セテンスが忘れられないのは、ある雷の夜、母に共寝をねだった時のことだった。
その日は、崖崩れが起きて足止め状態とかどうとかで父の帰りが翌日になることを把握した上で、ただの雑音に感謝しながら、セテンスはひどく惨めに見えるように震えて見せた。優しい母は、もちろんセテンスを柔らかな布団の中に迎え入れてくれ、セテンスはいそいそとベッドに潜り込んだ。寝具に移った甘やかな母の匂いを鼻いっぱいに吸い込む。温かい母に抱きしめられてしまえば、途端に安心して、睡魔が襲ってきた。
きっとその夜の間だけの、それでも最高の思い出になるはずの幸福は、それから程なくしてあっけなく壊された。
うっとりと眠りについたのが日が変わる少し前のこと。それから日が変わって一刻も立たない頃、セテンスは優しく背を撫で上げられる感触に意識を浮上させた。
明らかに母とは異なるその掌の大きさに、違和感を感じて開眼したその瞬間。セテンスは血の気が弾くほどに恐怖した。
セテンスの隣でうっそりと微笑んでいるのは父である。
「セテンス、それはダメ。この父の心がとっても狭いの、良い子のセテンスはちゃぁんと知っているだろう?」
刹那、屋敷中に爆音を轟かせた稲光に照らされた父の横顔はゾッとするほど美麗で、そして、酷く恐ろしいものだった。
夢の世界から戻らない母を残し、セテンスは有無を言わさず抱き上げられ、自室へと強制送還される。セテンスを抱え上げるその手も。ゆったりとした歩調で運ばれるこの感覚も。父の胸から響く穏やかな心音も。決してセテンスに恐怖や不快感を与える要素は一つだってない。

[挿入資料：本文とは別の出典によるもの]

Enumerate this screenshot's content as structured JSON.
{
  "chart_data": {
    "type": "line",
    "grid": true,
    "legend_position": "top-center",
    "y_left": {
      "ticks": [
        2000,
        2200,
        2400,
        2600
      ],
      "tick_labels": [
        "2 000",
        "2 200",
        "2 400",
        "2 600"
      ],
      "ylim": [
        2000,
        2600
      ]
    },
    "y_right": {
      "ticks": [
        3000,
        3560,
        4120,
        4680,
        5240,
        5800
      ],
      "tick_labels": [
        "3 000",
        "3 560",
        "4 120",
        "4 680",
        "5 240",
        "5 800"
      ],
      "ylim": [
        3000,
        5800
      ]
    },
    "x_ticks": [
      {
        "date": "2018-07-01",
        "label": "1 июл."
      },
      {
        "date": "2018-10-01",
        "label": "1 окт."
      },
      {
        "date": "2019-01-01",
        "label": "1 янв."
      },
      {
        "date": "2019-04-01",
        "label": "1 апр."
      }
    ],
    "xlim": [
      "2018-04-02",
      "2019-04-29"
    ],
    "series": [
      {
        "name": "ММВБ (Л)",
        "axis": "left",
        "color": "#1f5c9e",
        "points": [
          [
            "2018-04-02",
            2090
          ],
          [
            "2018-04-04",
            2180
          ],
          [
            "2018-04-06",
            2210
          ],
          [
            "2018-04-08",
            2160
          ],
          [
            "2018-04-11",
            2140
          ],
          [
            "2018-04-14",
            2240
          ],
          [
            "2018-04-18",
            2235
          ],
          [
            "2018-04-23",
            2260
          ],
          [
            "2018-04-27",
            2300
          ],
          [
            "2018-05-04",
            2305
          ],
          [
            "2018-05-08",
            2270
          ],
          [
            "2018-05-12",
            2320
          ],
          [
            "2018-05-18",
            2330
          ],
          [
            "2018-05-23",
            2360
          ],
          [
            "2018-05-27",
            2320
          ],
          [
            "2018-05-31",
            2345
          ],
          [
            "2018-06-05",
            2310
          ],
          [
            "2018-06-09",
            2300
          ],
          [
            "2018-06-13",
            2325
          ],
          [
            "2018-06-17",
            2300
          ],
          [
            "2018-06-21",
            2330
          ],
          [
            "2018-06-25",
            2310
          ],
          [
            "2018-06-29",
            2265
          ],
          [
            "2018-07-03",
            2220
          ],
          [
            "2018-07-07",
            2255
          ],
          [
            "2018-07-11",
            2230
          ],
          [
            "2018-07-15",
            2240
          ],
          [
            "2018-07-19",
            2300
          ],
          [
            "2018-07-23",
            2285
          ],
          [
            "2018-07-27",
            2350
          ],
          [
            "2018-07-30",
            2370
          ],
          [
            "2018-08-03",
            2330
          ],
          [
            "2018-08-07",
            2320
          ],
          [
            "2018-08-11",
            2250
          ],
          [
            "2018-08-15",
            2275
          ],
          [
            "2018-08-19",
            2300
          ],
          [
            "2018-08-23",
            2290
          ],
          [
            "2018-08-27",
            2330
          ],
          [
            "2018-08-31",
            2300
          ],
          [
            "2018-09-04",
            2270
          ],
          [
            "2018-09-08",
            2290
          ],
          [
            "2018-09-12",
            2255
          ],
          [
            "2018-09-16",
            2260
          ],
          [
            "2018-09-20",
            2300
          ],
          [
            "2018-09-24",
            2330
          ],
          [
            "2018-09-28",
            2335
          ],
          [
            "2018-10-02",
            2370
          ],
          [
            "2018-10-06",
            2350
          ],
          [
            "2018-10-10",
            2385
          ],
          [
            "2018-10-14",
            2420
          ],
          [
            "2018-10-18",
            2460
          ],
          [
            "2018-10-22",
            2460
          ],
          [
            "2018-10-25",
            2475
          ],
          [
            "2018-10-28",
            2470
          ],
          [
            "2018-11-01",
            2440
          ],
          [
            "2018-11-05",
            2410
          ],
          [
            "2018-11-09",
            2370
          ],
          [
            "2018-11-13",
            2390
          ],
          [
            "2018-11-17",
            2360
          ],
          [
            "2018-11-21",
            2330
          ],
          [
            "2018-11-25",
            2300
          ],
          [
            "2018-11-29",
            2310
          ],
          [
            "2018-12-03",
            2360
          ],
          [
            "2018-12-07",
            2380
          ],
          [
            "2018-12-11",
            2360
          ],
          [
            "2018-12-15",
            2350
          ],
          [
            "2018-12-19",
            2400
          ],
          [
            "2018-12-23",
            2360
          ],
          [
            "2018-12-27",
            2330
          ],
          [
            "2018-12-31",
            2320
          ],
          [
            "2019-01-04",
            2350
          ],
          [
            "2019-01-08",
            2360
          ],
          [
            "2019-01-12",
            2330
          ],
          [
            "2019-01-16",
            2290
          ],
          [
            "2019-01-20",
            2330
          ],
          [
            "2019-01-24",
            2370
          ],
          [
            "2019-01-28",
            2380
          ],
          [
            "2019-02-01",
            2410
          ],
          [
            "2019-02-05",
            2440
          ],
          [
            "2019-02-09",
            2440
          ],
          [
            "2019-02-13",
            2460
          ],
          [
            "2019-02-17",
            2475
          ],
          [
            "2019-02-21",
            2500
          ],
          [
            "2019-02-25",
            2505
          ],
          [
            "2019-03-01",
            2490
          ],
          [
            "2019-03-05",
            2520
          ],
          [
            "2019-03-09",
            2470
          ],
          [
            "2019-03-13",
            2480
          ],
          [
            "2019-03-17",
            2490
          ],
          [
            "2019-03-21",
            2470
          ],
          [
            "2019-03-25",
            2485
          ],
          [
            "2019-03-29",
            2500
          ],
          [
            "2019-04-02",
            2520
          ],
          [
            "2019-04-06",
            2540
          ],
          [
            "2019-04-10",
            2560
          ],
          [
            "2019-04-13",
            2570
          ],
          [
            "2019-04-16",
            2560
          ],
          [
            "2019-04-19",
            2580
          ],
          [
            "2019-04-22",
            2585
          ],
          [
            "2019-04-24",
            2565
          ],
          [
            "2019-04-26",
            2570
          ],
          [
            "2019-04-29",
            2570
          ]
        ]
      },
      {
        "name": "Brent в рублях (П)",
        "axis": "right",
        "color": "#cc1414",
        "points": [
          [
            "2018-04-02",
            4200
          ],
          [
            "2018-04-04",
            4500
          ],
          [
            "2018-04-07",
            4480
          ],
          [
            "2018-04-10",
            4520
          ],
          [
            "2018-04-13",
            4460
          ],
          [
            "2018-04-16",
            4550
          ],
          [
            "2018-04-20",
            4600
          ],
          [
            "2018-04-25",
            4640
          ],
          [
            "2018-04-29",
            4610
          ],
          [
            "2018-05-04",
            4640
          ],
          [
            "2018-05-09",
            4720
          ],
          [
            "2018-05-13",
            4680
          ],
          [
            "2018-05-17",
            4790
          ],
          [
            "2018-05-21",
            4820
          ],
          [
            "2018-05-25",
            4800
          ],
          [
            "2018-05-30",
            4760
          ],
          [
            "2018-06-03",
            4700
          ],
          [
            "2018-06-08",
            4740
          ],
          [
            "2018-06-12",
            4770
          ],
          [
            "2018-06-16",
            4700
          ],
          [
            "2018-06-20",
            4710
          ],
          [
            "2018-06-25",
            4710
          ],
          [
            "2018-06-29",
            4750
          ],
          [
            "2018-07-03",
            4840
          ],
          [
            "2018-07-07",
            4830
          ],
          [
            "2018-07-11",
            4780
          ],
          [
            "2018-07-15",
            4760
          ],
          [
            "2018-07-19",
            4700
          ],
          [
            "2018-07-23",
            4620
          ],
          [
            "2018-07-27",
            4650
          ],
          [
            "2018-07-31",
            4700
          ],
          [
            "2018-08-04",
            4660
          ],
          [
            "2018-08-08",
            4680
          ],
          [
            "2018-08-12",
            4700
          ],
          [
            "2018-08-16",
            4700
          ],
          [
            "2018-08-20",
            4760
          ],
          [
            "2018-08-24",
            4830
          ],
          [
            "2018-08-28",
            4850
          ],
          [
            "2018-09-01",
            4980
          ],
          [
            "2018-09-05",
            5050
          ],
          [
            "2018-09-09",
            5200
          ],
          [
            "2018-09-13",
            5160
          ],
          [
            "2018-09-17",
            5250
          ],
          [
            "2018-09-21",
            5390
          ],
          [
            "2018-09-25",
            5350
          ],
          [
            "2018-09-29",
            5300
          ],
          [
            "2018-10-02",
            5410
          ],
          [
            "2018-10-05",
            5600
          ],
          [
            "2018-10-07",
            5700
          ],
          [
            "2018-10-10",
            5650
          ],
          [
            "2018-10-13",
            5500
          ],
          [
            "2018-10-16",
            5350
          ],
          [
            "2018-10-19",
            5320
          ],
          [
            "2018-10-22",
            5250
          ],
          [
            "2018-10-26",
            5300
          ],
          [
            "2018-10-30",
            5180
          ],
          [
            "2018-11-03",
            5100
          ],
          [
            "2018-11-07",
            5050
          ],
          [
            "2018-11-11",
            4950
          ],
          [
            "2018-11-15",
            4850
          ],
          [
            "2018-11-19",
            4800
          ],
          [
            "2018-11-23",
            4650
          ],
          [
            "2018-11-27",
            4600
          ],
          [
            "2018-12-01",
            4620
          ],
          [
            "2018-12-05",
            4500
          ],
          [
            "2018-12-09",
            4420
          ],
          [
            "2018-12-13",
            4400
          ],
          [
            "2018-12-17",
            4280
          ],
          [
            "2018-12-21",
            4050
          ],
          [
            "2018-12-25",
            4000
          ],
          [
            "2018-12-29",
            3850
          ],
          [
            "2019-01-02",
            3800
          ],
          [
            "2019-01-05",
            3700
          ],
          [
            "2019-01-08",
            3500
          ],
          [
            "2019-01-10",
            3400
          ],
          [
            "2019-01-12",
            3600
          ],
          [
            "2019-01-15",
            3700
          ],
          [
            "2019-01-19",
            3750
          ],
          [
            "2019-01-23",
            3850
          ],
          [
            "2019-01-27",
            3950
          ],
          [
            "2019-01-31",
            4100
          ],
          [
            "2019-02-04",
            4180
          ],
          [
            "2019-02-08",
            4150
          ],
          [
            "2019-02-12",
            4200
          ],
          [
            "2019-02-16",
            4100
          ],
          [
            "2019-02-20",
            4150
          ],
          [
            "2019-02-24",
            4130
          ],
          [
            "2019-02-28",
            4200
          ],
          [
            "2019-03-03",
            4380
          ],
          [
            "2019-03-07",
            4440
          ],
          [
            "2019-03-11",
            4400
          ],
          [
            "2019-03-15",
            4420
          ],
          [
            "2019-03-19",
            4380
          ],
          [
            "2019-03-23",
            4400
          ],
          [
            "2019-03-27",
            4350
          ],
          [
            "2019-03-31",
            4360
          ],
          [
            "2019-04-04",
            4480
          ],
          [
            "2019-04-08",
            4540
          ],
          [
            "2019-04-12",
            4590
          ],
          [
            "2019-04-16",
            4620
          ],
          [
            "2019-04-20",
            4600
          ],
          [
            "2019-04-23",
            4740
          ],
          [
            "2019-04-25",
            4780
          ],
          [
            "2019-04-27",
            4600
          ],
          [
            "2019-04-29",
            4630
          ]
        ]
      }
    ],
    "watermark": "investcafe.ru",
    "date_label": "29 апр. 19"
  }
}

程なくしてセテンスの部屋につき、寝台に大切に降ろされる。優しく毛布をかけられて、数回頬を撫でられる。
「大丈夫。うるさいのはもう、止むよ」
その一言が告げられた瞬間、
ぴたりと稲光が止んだ、気がした。
絶対に偶然だ。だって、そんなのあり得ない。
頭ではそうわかっているはずなのに。まるで父が天に命令し、天がそれを受け入れたかのようで。
そんなバカなことを考えてしまうほどき、セテンスは父に畏怖を抱いた。抱いてしまったのだ。あぁ、この男には何をしたって絶対に敵わない。そう、思ってしまった。
年端も行かぬ少年にとってその屈辱は如何程であったろう。その経験は彼の心に大きな傷を残した。
程なくして就寝の挨拶をした父がそっと部屋を出る。そのまま母の元へ行くことは分かりきっていた。
多分、自分がもっと愚鈍で、もっと無垢であったのなら、ただの優しい、母への愛情表現が強すぎる父として受け止めていただろう。しかし父譲りの視野の広さを得ているセテンスは既に気が付いてしまっていた。
遠くない将来、セテンスやスィシュカが手を離れる頃。
父は母を完全に奪い去ってしまうだろう、と。
翌日、いつもは朝一番に目覚める母が昼過ぎまで寝室から出てこず、そして、酷く気怠げな表情をなんとか隠そうとして失敗していることに二人の聡い子供たちはしっかりと気がついていた。
「ふふ、お父様、馬車を乗り捨てて単騎で戻ってこられたのですって」
昼食後、屋敷内の図書室で本を広げたセテンスの前に陣取ったスィシュカは面白くてたまらないと言った様子で開口一番にそう告げた。
本来ありえない距離だ。それもあの土砂降りの稲光の中。臆病な性質を持つ馬の機嫌をとりながら一心不乱に屋敷に戻ることなど並大抵のことでは無い。しかし、あの父ならやりそうだとセテンスは考える。同じことを思っていたのか呆れた顔のスィシュカは首をすくめて言葉を続ける。
「少し怖いと思ってしまうけれど。でも、私たちにもそういう血が流れているってことよね?……ねえ、確かにお父様は強引だったり大人気なかったりするけれど」
珍しく言い淀んだスィシュカはそこまで言いかけ、言葉を切った。がちり、と固まったセテンスに、頬を染めたスィシュカが気がつくことはなく。ニコニコと言葉を続けた。
「そこまで強い愛を捧げられる相手と出会えて、人生を共にできるってなんだか素敵だと思わない?」
ポツリと自分に言い聞かせるようにそう告げたスィシュカに、セテンスは黙りこくる。
彼女の言葉は、それから長い間、セテンスの心の隅にべったり張り付く事になった。